Don Rich Corp. v. Rossini

Decision Date27 December 1983
Citation1 Conn.App. 120,468 A.2d 1273
PartiesDON RICH CORPORATION v. Richard ROSSINI et al.
CourtConnecticut Court of Appeals

Dennis M. Laccavole, Bridgeport, for appellant (plaintiff).

Michael A. Dowling, Ridgefield, for appellees (defendants).

Before TESTO, HULL and DUPONT, JJ. TESTO, Judge.

The named plaintiff, Don Rich Corporation, was dissolved prior to the filing of this negligence action. The real party in interest is the Hartford Accident and Indemnity Company (Hartford A & I). The trial court denied the plaintiff's motion to substitute Hartford A & I as the party plaintiff and granted the defendants' motion for summary judgment. The ground for the defendants' motion was that no genuine issue of material fact existed as to the dissolution of the plaintiff corporation and that judgment should, therefore, be rendered as a matter of law. The plaintiff has appealed 1 from both decisions.

This action was commenced by the plaintiff corporation on March 27, 1980, after it had been dissolved on January 31, 1979. The plaintiff corporation sought money damages for the alleged negligence of the defendants.
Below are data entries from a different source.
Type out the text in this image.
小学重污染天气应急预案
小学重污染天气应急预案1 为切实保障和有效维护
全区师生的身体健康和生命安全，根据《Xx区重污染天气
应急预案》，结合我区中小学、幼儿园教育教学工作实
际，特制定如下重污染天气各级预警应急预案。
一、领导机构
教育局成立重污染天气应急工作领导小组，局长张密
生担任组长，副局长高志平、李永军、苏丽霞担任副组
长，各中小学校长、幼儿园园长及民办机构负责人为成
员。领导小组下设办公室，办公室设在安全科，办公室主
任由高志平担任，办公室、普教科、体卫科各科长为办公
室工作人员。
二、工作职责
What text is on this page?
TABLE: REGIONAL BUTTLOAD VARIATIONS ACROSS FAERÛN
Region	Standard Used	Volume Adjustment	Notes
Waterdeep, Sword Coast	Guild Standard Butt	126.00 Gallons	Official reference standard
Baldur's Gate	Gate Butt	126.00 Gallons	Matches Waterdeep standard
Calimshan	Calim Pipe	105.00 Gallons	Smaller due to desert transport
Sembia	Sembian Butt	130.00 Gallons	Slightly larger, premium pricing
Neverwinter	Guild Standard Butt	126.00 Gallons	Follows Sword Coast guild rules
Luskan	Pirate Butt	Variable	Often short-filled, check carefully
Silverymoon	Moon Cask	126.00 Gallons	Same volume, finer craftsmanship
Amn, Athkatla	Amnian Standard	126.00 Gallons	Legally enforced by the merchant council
The defendants answered the complaint and pleaded as a special defense the incapacity of the plaintiff to sue because of its dissolution as of January 31, 1979. Instead of replying to the special defense, the plaintiff filed an amended complaint in which it set forth that the action was being pursued by way of subrogation, the real party in interest being the plaintiff's insurer, Hartford A & I. With the amended complaint, the plaintiff filed a motion to substitute the insurer as party plaintiff. The defendants answered the amended complaint and claimed by way of special defense that a lease between the parties absolved the defendants of liability.

Section 33-378(a) of the General Statutes specifically states that "[d]issolution terminates the corporate existence of the dissolved corporation." There is no question that in the present case the Don Rich Corporation was dissolved on January 31, 1979. A dissolved corporation, however, has been given the right by statute to bring an action: "Any action or proceeding by or against a dissolved corporation may be prosecuted or defended by the corporation in its corporate name ...." General Statutes § 33-378(e). Although there was no genuine issue concerning the dissolution of the plaintiff, it was error for the trial court to grant the defendants' motion for summary judgment since the plaintiff had a statutory...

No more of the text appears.